The look of surprise on Pace’s face alerted Schaeffer.
“Who is this?” the reporter asked.
“You don’t care. All you need to know is what I know.”
Pace started taking notes, trying to get both sides of the conversation. He knew the voice, but he asked anyway. “If I don’t know who you are, how can I evaluate what you?”
“Just listen. You can check it out.”
“Go ahead,” Pace urged.
“You know Chapman Davis?”
“Sure.”
“He drives a silver-gray Thunderbird. Brand new.”
Pace went cold. “So do a lot of people.”
“True. But it’s an interesting coincidence, isn’t it?”
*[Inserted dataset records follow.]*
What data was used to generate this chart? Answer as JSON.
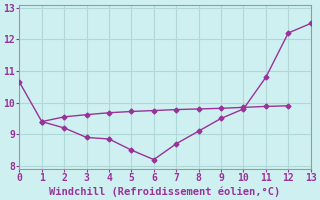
{
  "line1_x": [
    0,
    1,
    2,
    3,
    4,
    5,
    6,
    7,
    8,
    9,
    10,
    11,
    12,
    13
  ],
  "line1_y": [
    10.65,
    9.4,
    9.2,
    8.9,
    8.85,
    8.5,
    8.2,
    8.7,
    9.1,
    9.5,
    9.8,
    10.8,
    12.2,
    12.5
  ],
  "line2_x": [
    1,
    2,
    3,
    4,
    5,
    6,
    7,
    8,
    9,
    10,
    11,
    12
  ],
  "line2_y": [
    9.4,
    9.55,
    9.62,
    9.68,
    9.72,
    9.75,
    9.78,
    9.8,
    9.82,
    9.85,
    9.88,
    9.9
  ],
  "line_color": "#993399",
  "bg_color": "#cff0f0",
  "grid_color": "#b0d8d8",
  "xlabel": "Windchill (Refroidissement éolien,°C)",
  "xlim": [
    0,
    13
  ],
  "ylim": [
    7.9,
    13.1
  ],
  "xticks": [
    0,
    1,
    2,
    3,
    4,
    5,
    6,
    7,
    8,
    9,
    10,
    11,
    12,
    13
  ],
  "yticks": [
    8,
    9,
    10,
    11,
    12,
    13
  ],
  "tick_color": "#993399",
  "xlabel_color": "#993399",
  "xlabel_fontsize": 7.5,
  "tick_fontsize": 7
}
“Is he the one who picked up Elliott Parkhall last Monday night?”
“No idea. That’s what investigative reporters are for, to find out those things?”
“I suppose so. Thanks.”
“I could surprise you and call again. There’s something even bigger in the works.”
“Anything you can tell me?”
“Not now.”
“You have my home phone?”
“Yeah. Don’t worry. I’ll find you if I need you.”
The line went dead. Pace expelled a long, low whistle as he finished his notes, and Schaeffer waited impatiently to learn what the conversation had been about. Pace didn’t waste words getting to the point.
“The head of the minority staff of the Senate Transportation Committee, a Marshall appointee, drives a brand-new silver-gray Thunderbird.”
“Holy shit!”
The two men stared at each other for a long moment.
“Who was that?” Schaeffer asked, nodding toward the phone.
“He wouldn’t say, but I recognized the voice. George Ridley.”
For a second the name didn’t mean anything to Schaeffer; then he pointed his finger at Pace in realization. “He’s the one who told you Marshall was pressing the NTSB.”
“Right,” said Pace. “He’s the majority chief of staff on the same committee.”
“Do I gather they don’t like each other?” Schaeffer asked.
“Not necessarily,” said Pace. “Oh, they’re totally different types. Ridley’s white, solidly middle-class, blustering, profane, and out of shape. The only exercise he gets is flapping his lips, bending his elbow, and chewing. Chappy’s almost the exact opposite: black, from a blue-collar family, an ex-college basketball player who still runs every day. I like him, a lot more than I like George Ridley, as a matter of fact.”
“A black Republican?”
Pace shrugged. “It happens.”
“Did whoever that was know if it was Davis who picked up Elliott Parkhall?”
“He said he didn’t, which kind of leaves me up a creek, with an interesting clue but no smoking gun.”
Schaeffer laughed. “That’s a maimed metaphor if I ever heard one.”
Pace laughed, too. “Nobody’s perfect.”